Darabont, working from a novella written by Stephen King, takes his time setting up the world and these characters as three-dimensional beings trapped in what at first appears to be a limbo state. This goes for the prison guards and administrators as well. They might not physically be behind those cell doors, but they spend their days trapped in the same hellhole the men are. Darabont uses the small character moments to surprise us. Captain Hadley (Clancy Brown) is horrendously abusive and a bad, bad man, but he still allows the men time to enjoy their beer on the roof. Heywood (William Sadler) would be the prison idiot in any other film, but here he develops a personality and a set of morals. He might be slow, but he still does what he thinks is right. Even though the movie is almost two-and-a-half hours in length, it doesn’t feel long, because these small reversals in scenes surprise us and hold our interest throughout.

Because the characters are well-written, and because the acting throughout is spot-on, we don’t notice all of the small clues and tiny bits of information Darabont is feeding us. The most explicit the screenplay gets in playing its hand is when Andy has a long moment with Red explaining how he’s created an alternate person out of thin air to keep the Warden’s (Bob Gunton) illegally obtained money safe. I’ve seen the movie several times and there are still small details and the briefest of exchanges I pick up on here and there that underline just how brilliantly Darabont structured his screenplay.

It’s not that the pay-off was so ingenious and so well set-up throughout the first two acts, though. It’s also that it represents everything the movie has been building toward and feels like an honest extension of the plot and characters we’ve come to regard as people. The rarest of motion pictures (“House of Cards,” the underrated “Thomas Crown Affair” remake) can pull that off and get away with it.

In addition to Robbins’ terrific, understated performance, I was surprised to see just how subtle Freeman is here. He doesn’t play Red as an angry man who hates himself for what he did, which would have been the obvious way to do it. His Red is more torn down and acquiescent, not at peace with his actions but at peace with the fact that he’s going to pay for it with for most of his life.

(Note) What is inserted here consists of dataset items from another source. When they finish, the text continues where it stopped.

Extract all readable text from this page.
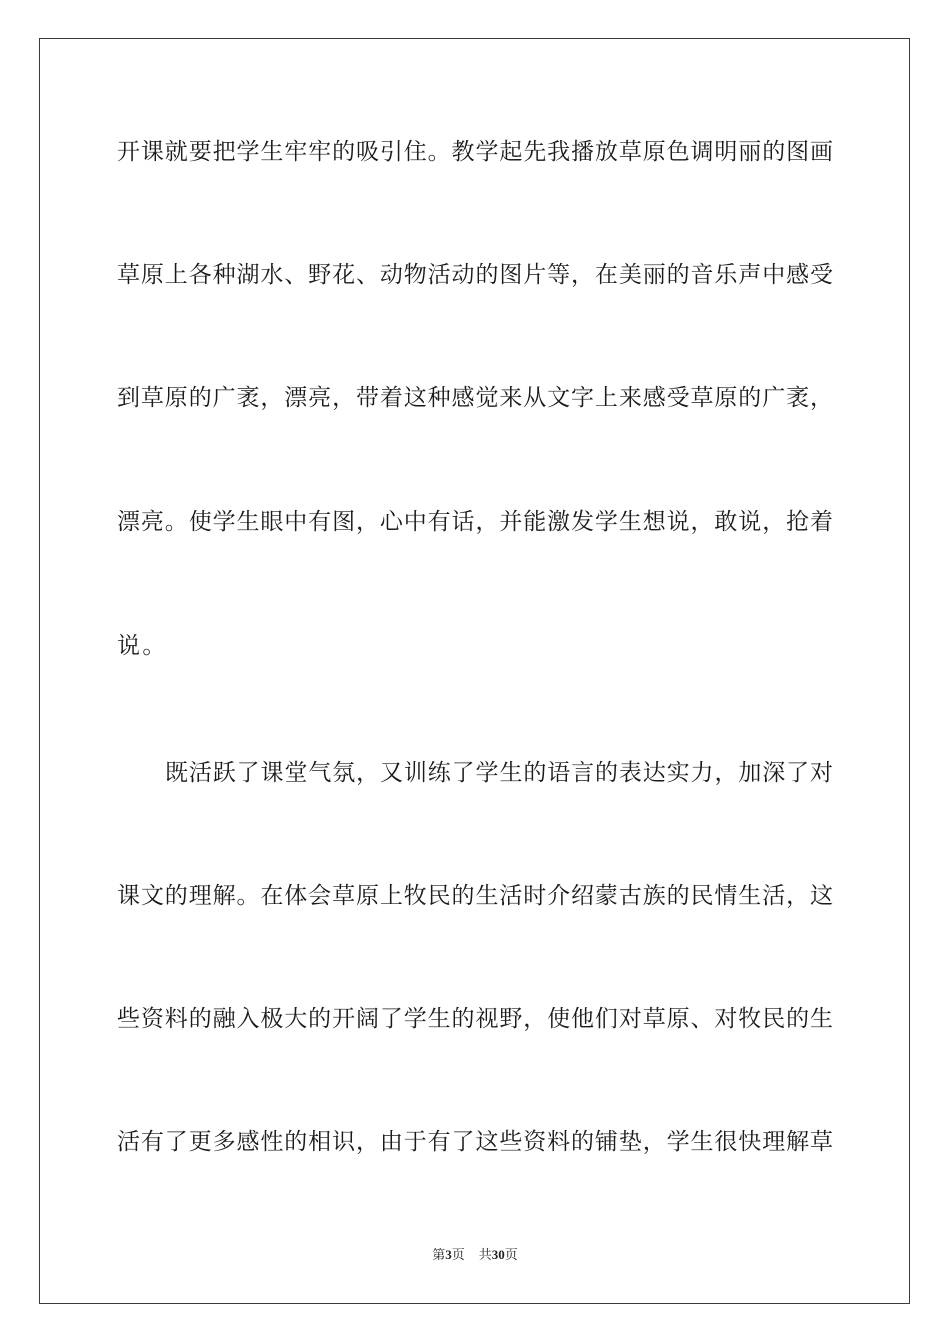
开课就要把学生牢牢的吸引住。教学起先我播放草原色调明丽的图画
草原上各种湖水、野花、动物活动的图片等，在美丽的音乐声中感受
到草原的广袤，漂亮，带着这种感觉来从文字上来感受草原的广袤，
漂亮。使学生眼中有图，心中有话，并能激发学生想说，敢说，抢着
说。
既活跃了课堂气氛，又训练了学生的语言的表达实力，加深了对
课文的理解。在体会草原上牧民的生活时介绍蒙古族的民情生活，这
些资料的融入极大的开阔了学生的视野，使他们对草原、对牧民的生
活有了更多感性的相识，由于有了这些资料的铺垫，学生很快理解草
第3页 共30页
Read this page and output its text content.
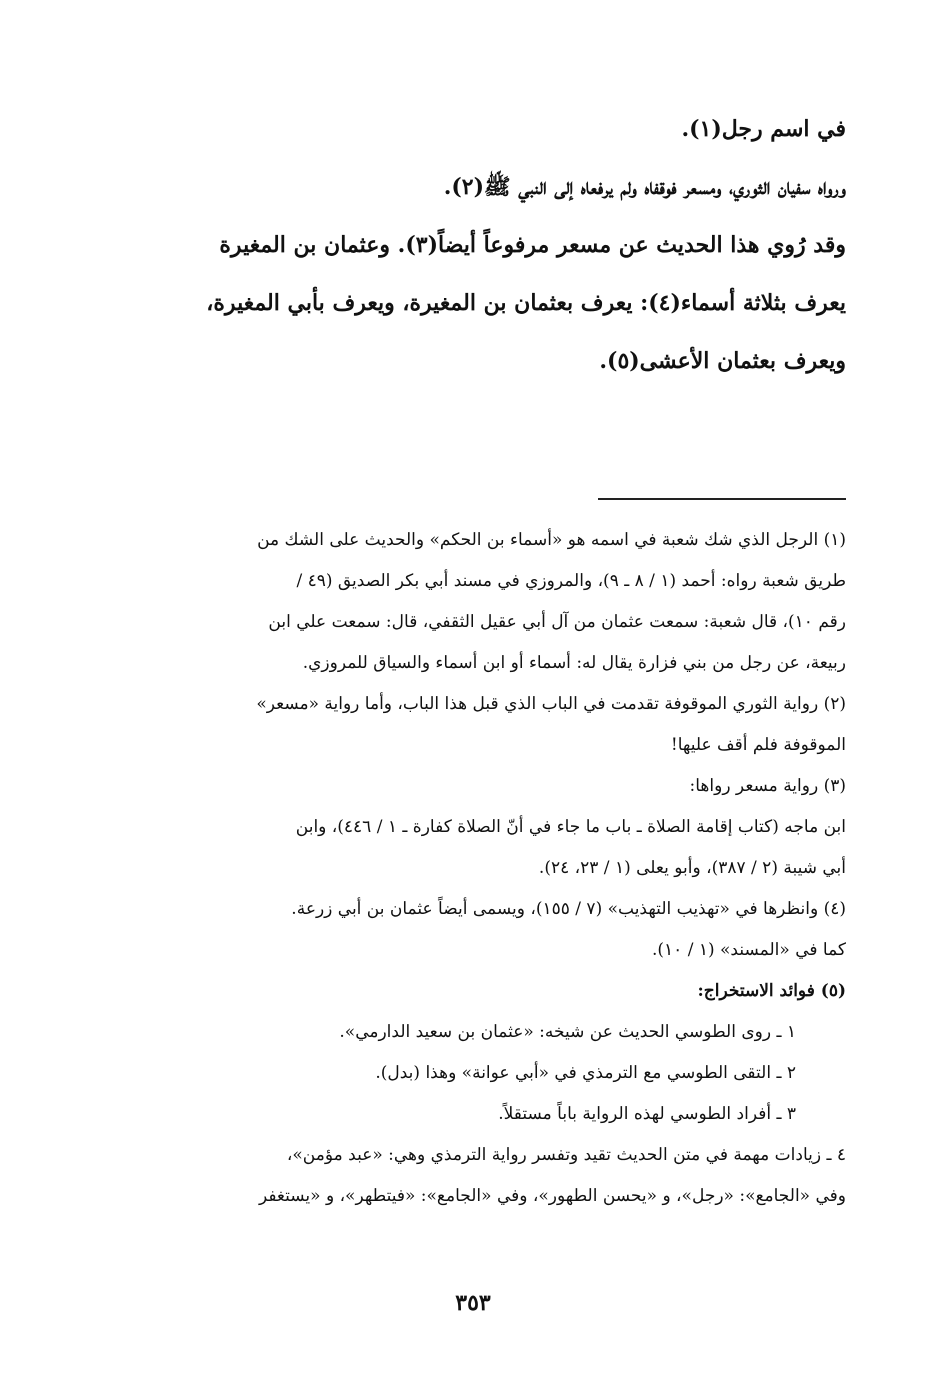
في اسم رجل(١).
ورواه سفيان الثوري، ومسعر فوقفاه ولم يرفعاه إلى النبي ﷺ(٢).
وقد رُوي هذا الحديث عن مسعر مرفوعاً أيضاً(٣). وعثمان بن المغيرة
يعرف بثلاثة أسماء(٤): يعرف بعثمان بن المغيرة، ويعرف بأبي المغيرة،
ويعرف بعثمان الأعشى(٥).
(١) الرجل الذي شك شعبة في اسمه هو «أسماء بن الحكم» والحديث على الشك من
طريق شعبة رواه: أحمد (١ / ٨ ـ ٩)، والمروزي في مسند أبي بكر الصديق (٤٩ /
رقم ١٠)، قال شعبة: سمعت عثمان من آل أبي عقيل الثقفي، قال: سمعت علي ابن
ربيعة، عن رجل من بني فزارة يقال له: أسماء أو ابن أسماء والسياق للمروزي.
(٢) رواية الثوري الموقوفة تقدمت في الباب الذي قبل هذا الباب، وأما رواية «مسعر»
الموقوفة فلم أقف عليها!
(٣) رواية مسعر رواها:
ابن ماجه (كتاب إقامة الصلاة ـ باب ما جاء في أنّ الصلاة كفارة ـ ١ / ٤٤٦)، وابن
أبي شيبة (٢ / ٣٨٧)، وأبو يعلى (١ / ٢٣، ٢٤).
(٤) وانظرها في «تهذيب التهذيب» (٧ / ١٥٥)، ويسمى أيضاً عثمان بن أبي زرعة.
كما في «المسند» (١ / ١٠).
(٥) فوائد الاستخراج:
١ ـ روى الطوسي الحديث عن شيخه: «عثمان بن سعيد الدارمي».
٢ ـ التقى الطوسي مع الترمذي في «أبي عوانة» وهذا (بدل).
٣ ـ أفراد الطوسي لهذه الرواية باباً مستقلاً.
٤ ـ زيادات مهمة في متن الحديث تقيد وتفسر رواية الترمذي وهي: «عبد مؤمن»،
وفي «الجامع»: «رجل»، و «يحسن الطهور»، وفي «الجامع»: «فيتطهر»، و «يستغفر
٣٥٣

Behind the camera, Darabont’s work is tremendous. Everyone remembers the two shots that set up the prison: the first is from helicopter and follows Andy’s bus toward the building before swooping around the imposing structure to follow the inmates walking across the yard toward the approaching vehicle. The second stares up the endless walls of the prison just before Andy walks in. But there is so much more. Darabont and his editor, Richard Francis-Bruce, allow the scenes to breath and the pace to remain steady throughout, even when it would be so simple to use quick-cutting.

Quibbles? A few small ones. The prologue showing Andy before his wife is murdered is needless, and since we can instinctually tell from early on that he’s innocent, why doesn’t Darabont actually show this in the prologue? There are other small point-of-view problems where we switch to Andy. Most of the time it’s fine because we imagine this is Red’s interpretation of certain moments and scenes that he assumes happened or was told to him, but in others there is no way Red would know. Oh, and it was pretty damn lucky that Andy got the cell on the end of the row, no? But again, these are quibbles.

It’s really a wonder this movie got made. Darabont was a first time director whose biggest credit was writing “The Blob” remake (which is really awesome, by the way). As far as I can tell, there’s three women in the entire film who are onscreen for about twenty seconds total. It’s two-and-a-half hours long. Freeman and Robbins weren’t marquee names. It’s a prison movie. The title is “The Shawshank Redemption.” It’s meditative. There are no action scenes. And even though it’s based on a Stephen King story, it’s not scary enough to be marketed as a “Stephen King Movie.”

Thank God it did, though. “The Shawshank Redemption” works on a human level first and foremost, but it’s also one of the smartest and well-constructed films ever made. It’s brilliantly written, beautifully directed and perfectly acted. That’s the trifecta.